Thursday, December 30, 2021

Thoughts on Competition Scoring Methods

With Tapa Train currently running on LMI, I've been thinking about puzzle contests again. On paper, these all measure one thing: how fast people are at solves the presented puzzles. And this tends to be borne out in the results, with the same group of people near the top every time. But the order is variable, and can vary by quite a bit depending on the format. It's not immediately obvious why, but the way results are aggregated and compared make a huge difference to how these things can feel. I'm going to go into all the formats I can think of and try to pinpoint what they're measuring, beyond the obvious. I'll be citing some example cases, often from my own experiences, and also often from cases where the format has not suited me well. That's not to say that I think I deserve a better placement from using a different system, just that I can speak to my own experiences and how the systems have affected me better than I could someone else.

Single Puzzle

This is the simplest form of competition- give everyone the same puzzle, fastest solve wins. In a 1v1 matchup the better solver will usually take it, unless they break the puzzle or the slower solver makes a lucky guess. But this holds true even in larger groups, as evidenced by Puzzle Duel results- the fastest solve often goes to EKBM, Freddie Hand or I (with Azade often taking sudokus) but equally often it goes to someone else. It's exhilarating to get a really fast clean solve that beats everyone, but I'll be the first to admit that this format tends to say more about genre experience first, the specific puzzle second, and the specific solvers/attempts third.

Points for Puzzles

This is the standard form of a puzzle contest on the internet- some number of puzzles that all have point values, roughly weighted by expected time to solve, with scores being determined by earning points for correctly solved puzzles within a time limit. This format works for a reason, though it's still somewhat dependent on the mix of puzzle types. The difference between a 100 point puzzle being a Double Choco (Japan's 2021 GP round, 3 minute solve) and a Skyscrapers (WSPC Round 5, 15 minutes to break and get 0 points, or England's 2020 GP round, 10 minutes to break and get 0 points) for me is quite striking. At the top level this is almost entirely about finish time so there's no avoiding weaker genres, and can range from a sprint to finish them all (like WSPC Round 2) or tactical puzzle selection (like WSPC Round 3). There is still a big flaw with this format though, and it has to do with the point values themselves. If they're not well calibrated then the results can be a bit of a crapshoot for unfinishable sets, and a mistake on a high point value puzzle is much more costly than on a low point value. It's also a really bad feeling to run out of time deep into a puzzle, where if you'd selected a different puzzle to go for with the remaining time you would have gotten it- this can create "rounding errors" of sorts from an expected placement. I believe Muhorka mentioned being a few seconds away from a finish on the 20x20 round of the WSPC, missing only the big pointer Index Yajilin. Clearly, approaching the puzzles in the opposite order (ending with the low value Akari) would create a swing of over 100 points on a 600 point round, just from the order of approach!

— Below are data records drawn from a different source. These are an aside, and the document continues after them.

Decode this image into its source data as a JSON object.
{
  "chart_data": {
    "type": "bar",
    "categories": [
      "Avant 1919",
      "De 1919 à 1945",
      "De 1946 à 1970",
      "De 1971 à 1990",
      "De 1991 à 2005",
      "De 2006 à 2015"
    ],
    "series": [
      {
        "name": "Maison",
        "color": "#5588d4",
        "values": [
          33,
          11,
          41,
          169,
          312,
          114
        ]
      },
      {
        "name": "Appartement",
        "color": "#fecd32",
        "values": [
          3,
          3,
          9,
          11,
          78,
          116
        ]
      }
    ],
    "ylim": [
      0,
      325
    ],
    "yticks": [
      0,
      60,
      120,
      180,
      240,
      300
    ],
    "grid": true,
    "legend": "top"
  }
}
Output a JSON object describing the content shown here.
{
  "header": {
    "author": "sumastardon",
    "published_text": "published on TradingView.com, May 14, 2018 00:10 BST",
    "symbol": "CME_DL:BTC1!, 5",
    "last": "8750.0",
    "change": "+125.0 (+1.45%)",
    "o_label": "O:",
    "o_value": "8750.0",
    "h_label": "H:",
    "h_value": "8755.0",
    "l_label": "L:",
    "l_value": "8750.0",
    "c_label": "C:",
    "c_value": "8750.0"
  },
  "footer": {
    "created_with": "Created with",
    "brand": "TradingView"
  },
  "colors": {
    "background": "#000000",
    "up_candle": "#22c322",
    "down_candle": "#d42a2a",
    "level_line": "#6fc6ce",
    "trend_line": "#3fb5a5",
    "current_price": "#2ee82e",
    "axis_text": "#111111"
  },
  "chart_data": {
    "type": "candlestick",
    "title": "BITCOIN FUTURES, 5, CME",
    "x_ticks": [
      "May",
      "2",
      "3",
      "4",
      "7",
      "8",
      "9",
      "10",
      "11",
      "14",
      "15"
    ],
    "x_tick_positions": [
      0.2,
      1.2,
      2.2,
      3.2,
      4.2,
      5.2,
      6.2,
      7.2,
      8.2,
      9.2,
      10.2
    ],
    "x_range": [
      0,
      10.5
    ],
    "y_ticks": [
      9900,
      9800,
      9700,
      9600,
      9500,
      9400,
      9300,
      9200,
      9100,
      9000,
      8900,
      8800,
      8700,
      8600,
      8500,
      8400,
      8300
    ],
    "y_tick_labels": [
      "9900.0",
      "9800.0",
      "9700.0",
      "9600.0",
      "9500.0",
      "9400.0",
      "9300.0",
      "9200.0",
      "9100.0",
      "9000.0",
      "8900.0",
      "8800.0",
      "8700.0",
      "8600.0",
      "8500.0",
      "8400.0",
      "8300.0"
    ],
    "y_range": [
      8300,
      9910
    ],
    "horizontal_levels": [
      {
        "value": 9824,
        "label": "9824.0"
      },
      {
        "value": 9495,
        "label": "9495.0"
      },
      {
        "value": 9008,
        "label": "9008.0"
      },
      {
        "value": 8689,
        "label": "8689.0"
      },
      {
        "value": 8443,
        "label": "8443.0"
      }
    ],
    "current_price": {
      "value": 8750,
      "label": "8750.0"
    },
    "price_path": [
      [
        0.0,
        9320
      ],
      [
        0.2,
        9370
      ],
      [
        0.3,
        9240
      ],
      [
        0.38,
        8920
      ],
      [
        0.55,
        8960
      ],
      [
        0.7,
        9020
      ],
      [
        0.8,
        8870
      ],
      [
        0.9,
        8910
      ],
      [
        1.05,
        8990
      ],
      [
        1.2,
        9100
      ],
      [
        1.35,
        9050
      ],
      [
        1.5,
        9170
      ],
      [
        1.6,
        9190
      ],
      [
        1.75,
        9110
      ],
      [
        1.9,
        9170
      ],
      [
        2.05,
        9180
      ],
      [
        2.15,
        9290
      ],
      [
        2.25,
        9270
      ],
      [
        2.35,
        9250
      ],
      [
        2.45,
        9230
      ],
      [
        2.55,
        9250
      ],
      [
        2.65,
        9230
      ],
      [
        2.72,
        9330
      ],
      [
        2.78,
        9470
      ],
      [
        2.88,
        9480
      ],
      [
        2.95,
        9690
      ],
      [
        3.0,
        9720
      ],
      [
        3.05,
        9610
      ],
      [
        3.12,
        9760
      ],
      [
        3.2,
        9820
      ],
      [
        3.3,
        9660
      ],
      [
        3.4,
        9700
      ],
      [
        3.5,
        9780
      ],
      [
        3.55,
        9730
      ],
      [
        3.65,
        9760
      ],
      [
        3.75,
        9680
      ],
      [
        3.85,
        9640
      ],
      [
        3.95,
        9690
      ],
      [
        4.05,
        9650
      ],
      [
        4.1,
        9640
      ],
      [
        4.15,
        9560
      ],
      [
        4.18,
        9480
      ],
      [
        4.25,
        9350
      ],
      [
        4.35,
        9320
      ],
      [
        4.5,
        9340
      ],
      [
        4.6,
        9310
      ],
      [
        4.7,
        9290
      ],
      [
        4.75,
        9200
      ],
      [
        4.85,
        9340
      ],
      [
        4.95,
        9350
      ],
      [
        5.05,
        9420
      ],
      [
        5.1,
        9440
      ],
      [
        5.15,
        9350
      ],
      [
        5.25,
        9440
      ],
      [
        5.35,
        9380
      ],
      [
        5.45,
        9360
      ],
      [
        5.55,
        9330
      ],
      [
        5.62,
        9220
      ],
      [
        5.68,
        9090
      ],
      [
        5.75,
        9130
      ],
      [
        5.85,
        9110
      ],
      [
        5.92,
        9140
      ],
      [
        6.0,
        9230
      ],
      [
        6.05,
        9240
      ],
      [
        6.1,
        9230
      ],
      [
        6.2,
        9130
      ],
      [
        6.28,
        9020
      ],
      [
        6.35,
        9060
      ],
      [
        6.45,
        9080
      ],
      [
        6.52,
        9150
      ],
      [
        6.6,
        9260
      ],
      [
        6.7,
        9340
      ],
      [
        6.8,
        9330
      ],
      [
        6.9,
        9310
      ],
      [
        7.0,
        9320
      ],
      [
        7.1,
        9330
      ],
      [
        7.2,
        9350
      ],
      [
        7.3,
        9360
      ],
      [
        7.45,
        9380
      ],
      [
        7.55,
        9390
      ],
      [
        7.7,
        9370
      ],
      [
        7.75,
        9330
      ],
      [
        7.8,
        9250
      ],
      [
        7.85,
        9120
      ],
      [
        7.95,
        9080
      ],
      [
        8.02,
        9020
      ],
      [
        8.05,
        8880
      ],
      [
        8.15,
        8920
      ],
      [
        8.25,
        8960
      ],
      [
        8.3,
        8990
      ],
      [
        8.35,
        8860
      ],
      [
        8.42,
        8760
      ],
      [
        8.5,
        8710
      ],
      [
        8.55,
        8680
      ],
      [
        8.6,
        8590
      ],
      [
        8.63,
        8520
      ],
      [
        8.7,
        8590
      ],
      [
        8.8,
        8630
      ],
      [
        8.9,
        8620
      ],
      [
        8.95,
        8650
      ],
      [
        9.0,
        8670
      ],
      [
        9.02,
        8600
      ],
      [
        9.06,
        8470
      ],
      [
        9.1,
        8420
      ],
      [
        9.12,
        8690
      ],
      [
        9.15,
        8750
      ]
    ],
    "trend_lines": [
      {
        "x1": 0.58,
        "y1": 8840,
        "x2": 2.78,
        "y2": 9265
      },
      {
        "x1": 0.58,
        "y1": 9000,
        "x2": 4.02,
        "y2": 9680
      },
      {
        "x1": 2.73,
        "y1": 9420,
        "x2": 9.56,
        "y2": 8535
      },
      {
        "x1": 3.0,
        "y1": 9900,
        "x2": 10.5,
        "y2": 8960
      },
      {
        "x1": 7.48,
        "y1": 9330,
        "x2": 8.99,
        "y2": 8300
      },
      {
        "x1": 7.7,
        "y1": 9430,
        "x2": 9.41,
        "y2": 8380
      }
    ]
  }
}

In the case of multiple solvers finishing, finish time is the obvious tiebreaker. This tends to be the purest sort of result as well, as they did the same thing, one just did it faster. Like with single puzzles, this often says more about the genre of the hardest puzzles, but time on the easier ones matters and so does being consistent overall.

Aggregating Contests

Puzzle Ramayan, Tapa Train, and the Puzzle GP/WSPC do this in different ways, and all of these have their pros and cons. Puzzle Ramayan on LMI normalizes scores such that 10th place is worth 100 points and the median is worth 50 (I think, I could be remembering this wrong) and then drops the lowest two normalized scores. Dropping the lowest makes it so a bad round isn't costly, though for me it means Number Placement never counts for anything but ratings (I'll get to that!). Normalizing scores also makes finishing 5 minutes clear of the rest of the pack have a different meaning depending on how long it takes. For a concrete example, the region division set this year had Ken Endo finish at 40:42, worth 149.3 points. Third was at 55:32, and 10th all the way back at about 70 minutes, a difference of 75% / 30 minutes. Shading this year had me take the win at 21:51, with third at 27:21 (again about 25% slower) and 10th at 42:39, a difference of nearly 100% / 20 minutes. However, due to the median scores, the regions round was worth 125 normalized points, and the shading round worth 114.6- it was a much easier set. Is this correct? Impossible to say, but it is what it is. I think the final PR results ended up correct, with Ken Endo taking a commanding win, Walker Anderson in 2nd, followed by Freddie Hand and I close together. As PR tends towards easier puzzles and I tend towards logical solves over intuitive ones, the puzzle selection plays more to my strengths, and being able to drop a poor Number Placement round didn't hurt.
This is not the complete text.